LEWISTON – An Auburn man who combined his interest in helping people with the resources of his Hatch Road farm received the top volunteer award of the United Way of Androscoggin County on Wednesday morning.

“This is one busy man,” said Joleen Bedard, executive director of the local United Way chapter, as she presented the Geneva Kirk Award to Gabe Couture.

Couture gives countless hours of volunteer time to bring comfort and aid to those who are very young, in their golden years or somewhere in between, said Phoebe Lowell, program director for Catholic Charities of Maine’s SEARCH program, Seek Elderly Alone, Renew Courage and Hope.

“What I enjoy most is meeting so many volunteers who do so much good,” Couture said. “I am accepting this for all of them.”

Born in Lewiston in 1935, Couture was a teacher in Massachusetts and New York before returning to Maine in 1991.

“Gabe describes himself as addicted to junk auctions,'” Lowell said, but his bids often win items such as bags of stuffed animals for kids that he donates to charitable programs.

For SEARCH’s “Birthline” effort, Couture picked up, over time, more than 100 outgrown cribs.
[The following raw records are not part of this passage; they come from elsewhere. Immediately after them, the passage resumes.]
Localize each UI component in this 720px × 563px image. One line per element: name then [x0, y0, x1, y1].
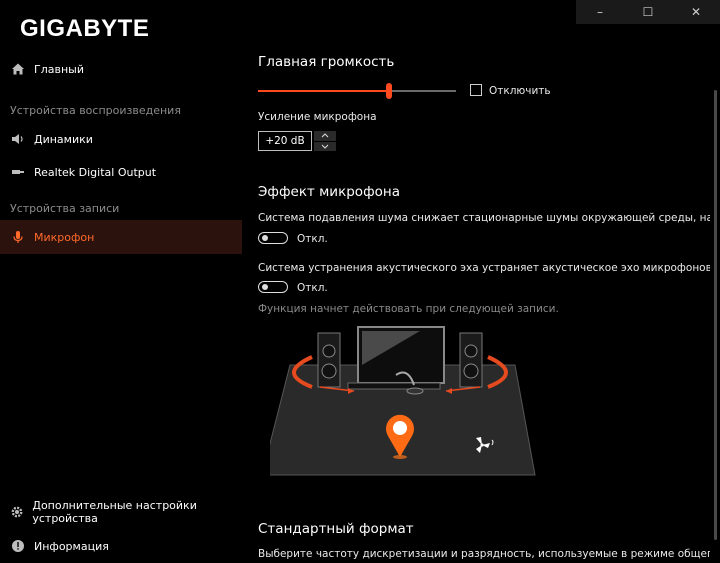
section-label-playback: Устройства воспроизведения — [10, 104, 181, 117]
sidebar-item-label: Realtek Digital Output — [34, 165, 157, 179]
default-format-text: Выберите частоту дискретизации и разрядн… — [258, 548, 710, 560]
noise-suppression-state: Откл. — [297, 233, 328, 245]
volume-slider[interactable] — [258, 83, 456, 99]
right-speaker-icon — [459, 332, 483, 388]
home-icon — [10, 61, 26, 77]
maximize-button[interactable]: ☐ — [624, 0, 672, 24]
stepper-up-button[interactable] — [314, 131, 336, 141]
sidebar-item-microphone[interactable]: Микрофон — [0, 220, 242, 254]
section-label-record: Устройства записи — [10, 202, 120, 215]
noise-suppression-text: Система подавления шума снижает стациона… — [258, 212, 710, 224]
mic-effect-title: Эффект микрофона — [258, 184, 400, 200]
sidebar-item-label: Динамики — [34, 132, 93, 146]
echo-cancellation-text: Система устранения акустического эха уст… — [258, 262, 710, 274]
scrollbar[interactable] — [710, 28, 720, 563]
mute-checkbox[interactable] — [470, 84, 482, 96]
mic-boost-value[interactable]: +20 dB — [258, 131, 312, 151]
chevron-down-icon — [321, 144, 329, 149]
notice-text: Функция начнет действовать при следующей… — [258, 303, 559, 315]
sidebar-item-label: Информация — [34, 539, 109, 553]
minimize-button[interactable]: – — [576, 0, 624, 24]
echo-cancellation-toggle[interactable] — [258, 281, 288, 293]
sidebar-item-label: Микрофон — [34, 230, 95, 244]
sidebar-item-digital-output[interactable]: Realtek Digital Output — [0, 155, 242, 189]
noise-suppression-toggle[interactable] — [258, 232, 288, 244]
gear-icon — [10, 504, 24, 520]
stepper-down-button[interactable] — [314, 141, 336, 151]
close-button[interactable]: ✕ — [672, 0, 720, 24]
sidebar-item-label: Дополнительные настройки устройства — [32, 499, 197, 525]
default-format-title: Стандартный формат — [258, 521, 414, 537]
left-speaker-icon — [317, 332, 341, 388]
volume-slider-fill — [258, 90, 389, 92]
window-controls: – ☐ ✕ — [576, 0, 720, 24]
echo-cancellation-state: Откл. — [297, 282, 328, 294]
sidebar: GIGABYTE Главный Устройства воспроизведе… — [0, 0, 242, 563]
info-icon — [10, 538, 26, 554]
volume-slider-thumb[interactable] — [385, 83, 392, 99]
chevron-up-icon — [321, 133, 329, 138]
sidebar-item-information[interactable]: Информация — [0, 529, 242, 563]
mic-boost-stepper — [314, 131, 336, 151]
mic-boost-label: Усиление микрофона — [258, 111, 377, 123]
monitor-icon — [347, 326, 445, 390]
mic-effect-illustration — [270, 326, 536, 476]
sidebar-item-speakers[interactable]: Динамики — [0, 122, 242, 156]
sidebar-item-label: Главный — [34, 62, 84, 76]
sidebar-item-advanced-settings[interactable]: Дополнительные настройки устройства — [0, 495, 242, 529]
scrollbar-thumb[interactable] — [714, 90, 717, 540]
volume-title: Главная громкость — [258, 54, 395, 70]
sidebar-item-main[interactable]: Главный — [0, 52, 242, 86]
mute-label: Отключить — [489, 85, 551, 97]
brand-logo: GIGABYTE — [20, 15, 150, 42]
speaker-icon — [10, 131, 26, 147]
microphone-icon — [10, 229, 26, 245]
digital-output-icon — [10, 164, 26, 180]
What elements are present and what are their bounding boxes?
He took them to another volunteer for reconditioning and then made them available to needy new mothers, often using his own truck to deliver them.

Through the Refugee and Immigration Program of Catholic Charities of Maine, Couture helped Togolese families find furniture and set up apartments in Lewiston.

“His skills as a handyman were invaluable” for all kinds of yard work and home repair for the SEARCH program, Lowell said.

Couture makes his farm available for client picnics and to allow Androscoggin Head Start and Child Care youngsters to see farm animals.

When the house of a neighbor, who is a widow, was destroyed by fire, Couture worked with other neighbors and volunteers to build a new house to replace the uninsured one.

“He routinely gives eggs laid by his own chickens to the Good Shepherd Food-Bank,” Lowell said, “and he has been giving bread and eggs for 15 years to a person in need.”

Couture is a long-time volunteer and board member of the Maine Franco-American Genealogical Society. Much of his research is collected in a library at the Great Falls School building in Auburn.

He is also a member of the Stanton Bird Club and he often works with his chain saw to clear areas at Lewiston’s Thorncrag Bird Sanctuary.

The United Way’s Jim Phillips Award went to Judge John Beliveau, founder of the Family Drug Court in Androscoggin County.

Bedard said Judge Beliveau spends many hours reviewing cases and counseling families, and he also holds frequent dinners for foster parents.

Maine’s first lady Karen Baldacci addressed attendees at the awards breakfast held at L-A College Wednesday morning. She outlined many elements of literacy efforts around the state, emphasizing the success attained from introducing reading to children at an early age. She described a program through which physicians give a book to a child on each visit.